Leurs descendants donnent naissance au Bog, sous la gouverne d’une personne anciennement assujettie à l’esclavage, appelé Samuel Martin ou « Black Sam » (qui donne son nom au pont Black Sam’s Bridge). Le 11 août 1812, Samuel Martin présente une demande de terre au Conseil exécutif de l’île relativement à « un terrain vacant situé près du ruisseau Governor’s Creek ». Le Conseil exécutif n’y donne pas suite et s’enquiert plutôt de savoir si d’autres sont intéressés par ces terres. Samuel Martin soumet de nouveau sa demande de terre le 23 août 1813, indiquant au Conseil qu’il y a « érigé une maison, et cultivé et amélioré ladite terre ». Une demande supplémentaire, soumise le 19 octobre 1813, est toutefois nécessaire pour que Samuel Martin reçoive une réponse. Malheureusement, sa demande se voit refusée au profit de James Bagnall, un Blanc qui présente une offre concurrente. Même s’il n’est pas propriétaire de cette terre, Samuel Martin y vit toutefois le restant de ses jours. Au moment de sa mort, le 16 novembre 1863, Samuel Martin est l’un des habitants les plus âgés de Charlottetown et un membre reconnu de la communauté. Les journaux font état du fait qu’il atteint l’âge de 108 ou 110 ans.

Rue Kent, Charlottetown

Communauté

La plupart des résidents noirs du Bog élisent domicile sur les rues Fitzroy, Kent, Rochford et West; ils sont généralement de statut socioéconomique peu élevé. Les premiers membres de cette communauté vivent à proximité de l’étang Government Pond dans des « cabanes », dans un secteur où les ruelles arrière ont la réputation d’accueillir des activités illicites. En 1887, les résidents du Bog mettent toutefois sur pied le Victoria Jubilee Club, unissant ainsi la communauté en vue d’activités de développement personnel, de pique-niques et d’événements. Le groupe musical West End Brass et des rencontres sportives s’y produisent également.

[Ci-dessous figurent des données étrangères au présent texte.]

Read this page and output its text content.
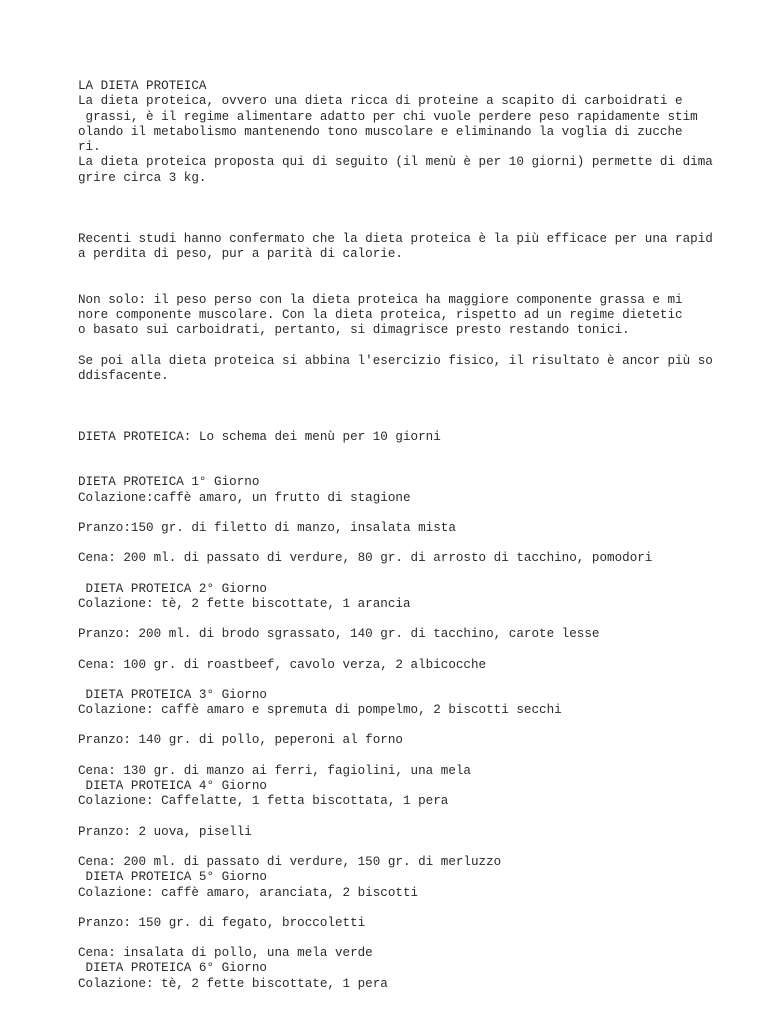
LA DIETA PROTEICA
La dieta proteica, ovvero una dieta ricca di proteine a scapito di carboidrati e
grassi, è il regime alimentare adatto per chi vuole perdere peso rapidamente stim
olando il metabolismo mantenendo tono muscolare e eliminando la voglia di zucche
ri.
La dieta proteica proposta qui di seguito (il menù è per 10 giorni) permette di dima
grire circa 3 kg.
Recenti studi hanno confermato che la dieta proteica è la più efficace per una rapid
a perdita di peso, pur a parità di calorie.
Non solo: il peso perso con la dieta proteica ha maggiore componente grassa e mi
nore componente muscolare. Con la dieta proteica, rispetto ad un regime dietetic
o basato sui carboidrati, pertanto, si dimagrisce presto restando tonici.
Se poi alla dieta proteica si abbina l'esercizio fisico, il risultato è ancor più so
ddisfacente.
DIETA PROTEICA: Lo schema dei menù per 10 giorni
DIETA PROTEICA 1° Giorno
Colazione:caffè amaro, un frutto di stagione
Pranzo:150 gr. di filetto di manzo, insalata mista
Cena: 200 ml. di passato di verdure, 80 gr. di arrosto di tacchino, pomodori
DIETA PROTEICA 2° Giorno
Colazione: tè, 2 fette biscottate, 1 arancia
Pranzo: 200 ml. di brodo sgrassato, 140 gr. di tacchino, carote lesse
Cena: 100 gr. di roastbeef, cavolo verza, 2 albicocche
DIETA PROTEICA 3° Giorno
Colazione: caffè amaro e spremuta di pompelmo, 2 biscotti secchi
Pranzo: 140 gr. di pollo, peperoni al forno
Cena: 130 gr. di manzo ai ferri, fagiolini, una mela
DIETA PROTEICA 4° Giorno
Colazione: Caffelatte, 1 fetta biscottata, 1 pera
Pranzo: 2 uova, piselli
Cena: 200 ml. di passato di verdure, 150 gr. di merluzzo
DIETA PROTEICA 5° Giorno
Colazione: caffè amaro, aranciata, 2 biscotti
Pranzo: 150 gr. di fegato, broccoletti
Cena: insalata di pollo, una mela verde
DIETA PROTEICA 6° Giorno
Colazione: tè, 2 fette biscottate, 1 pera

George Godfrey et George Byers sont deux des athlètes les plus connus issus du Bog. Ils deviennent des boxeurs accomplis à Boston, à l’époque où la boxe américaine fait ses débuts. George Godfrey est le premier champion de boxe des poids lourds noirs aux États-Unis, tandis que George Byers combat dans plusieurs catégories de poids. Le hockey est également un sport populaire auprès des membres de cette communauté qui se rassemblent à l’étang Government Pond pour y patiner, ainsi que pour y disputer des parties de shinny (un précurseur du hockey) et des compétitions de hockey. Tommy Mills, qui vit non loin de l’étang, met sur pied le Rangers Hockey Club. Ses joueurs disputent leur premier match en 1900, au jour de l’An. Cet événement marque les débuts de l’équipe de hockey des West End Rangers, qui sera ensuite intégrée à la Colored Hockey League des Maritimes. Les Rangers sont connus pour leurs « ruées éclair », et la ligue dans son ensemble pour ses techniques novatrices comme le lancer frappé. Si ce style de jeu perdure dans le hockey contemporain, les West End Rangers s’éteignent lorsque le Bog est réaménagé.

École West End

Éducation

L’école du Bog est construite en 1848, sur la rue Rochford. C’est l’une des écoles les plus progressistes de la région. Contrairement aux écoles de la Nouvelle-Écosse et du Nouveau-Brunswick, où règne la ségrégation, l’école du Bog intègre à la fois les étudiants blancs et noirs en raison de la composition du voisinage. À l’Île-du-Prince-Édouard, les écoles qui pratiquent la ségrégation ne sont pas réglementées si la population noire de la région est peu nombreuse. Établie à l’intention des résidents défavorisés, l’école du Bog peut également être fréquentée gratuitement. (Le Free Education Act, – littéralement, la Loi sur la gratuité scolaire – adopté en 1852, assure la gratuité scolaire sur toute l’île.) Cette école est largement fréquentée et, en 1868, des plans sont dessinés en vue de la construction d’une nouvelle et plus grande école capable d’accueillir davantage d’élèves. Ce nouvel établissement est rebaptisé « West End School » et poursuit ses activités jusqu’en 1903.

Tensions raciales

En dépit du caractère inclusif de la communauté et de l’école, le racisme est omniprésent tout au long du 19e siècle. Par exemple, en 1840, deux maisons de la rue Rochford principalement habitées par des femmes noires font l’objet d’un incendie volontaire. On pense que des activités de prostitution sont menées dans ces maisons. L’une d’elles est détruite.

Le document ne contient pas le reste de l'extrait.